Undiagnosed Progressive Neurological Disorder- This is the diagnosis that is believed to make everything else fit together. It explains my frequent infections, my muscle weakness and dystonia, my dysautonomia, my cardiac issues, my inability to regulate blood pressure, my dysphagia, my ataxia, my severe fatigue, my extreme nausea, my gastrointestinal dysmotility and IBS like syndrome, my unbelievable migraines, my sensory changes in my arms and legs, my vision issues, my hearing loss (so much for blaming medication), and so much more. Going back to infancy and childhood, this would explain the severe apnea, the significantly delayed motor skills, the reason why I could never keep up with my peers in physical activities, the neurogenic bladder, the malfunctioning thyroid, and my frequent illnesses and vomiting. This is the diagnosis now being used since the DNA testing for Mitochondrial Disease came back odd and I can not afford the expenses of a workup at the Mayo Clinic. We are treating symptomatically.

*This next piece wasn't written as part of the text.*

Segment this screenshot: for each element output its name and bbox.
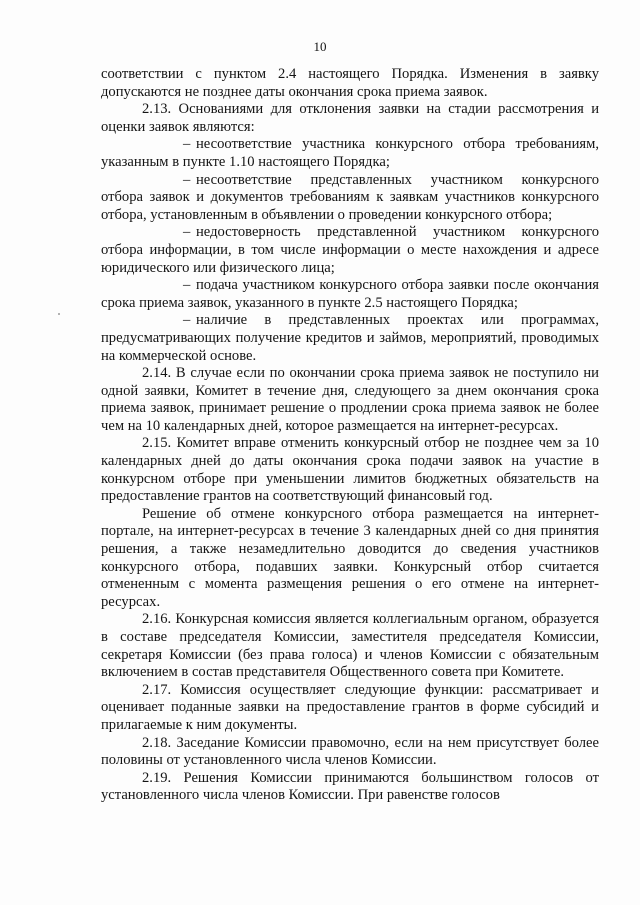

Pan-Dysautonomia- "Pan" means that it impacts many different systems of my body, "dysautonomia" is a failure of my autonomic nervous system or the part of my brain that does all of the automatic things that do not require conscious thought like telling your heart to beat, regulating your blood pressure, adjusting your body temperature, maintaining balance in space, digesting food, hunger and thirst, etc. It is believed that I have had this from birth based upon my history of symptoms, including severe life threatening apnea as an infant, but the cause remains elusive at this time

Dystonia- abnormal muscle tone and spasticity, including painful spasms, that primarily impacts my feet and lower legs and is now starting to be a problem in my back

Ataxia- difficulty maintaining balance and coordinating/executing movements

Dysphagia- difficulty swallowing due to any number of causes including muscle weakness and poor muscle coordination

Adipsia- the absence of a sense of thirst



Other Medical Issues- Lupus Anticoagulant (autoimmune disease that causes me to tend to form blood clots and has already caused two deep vein blood clots and one mild stroke), Migraines, unknown connective tissue disorder, abnormal gastric motility, allergies, history of v-tach and severe sinus tachycardia, changes to my echocardiagram that include leaking valves and a new murmur, low blood pressure, ataxia, untreated PFO (small hole in my heart that increases the risk of stroke), chronic lymphadema in my left arm, Hashimoto's Thyroiditis, Narcolepsy/Idiopathic CNS Hypersomnolance (believed to be a result of the dysautonomia and my brain's inability to regulate the sleep/wake cycle), mild hearing loss, malformed optic nerves, polycystic ovarian syndrome, pernicious anemia, vitamin deficiencies


* Title comes from an old Abbot and Costello routine that I chose to memorize in 6th grade and absolutely love.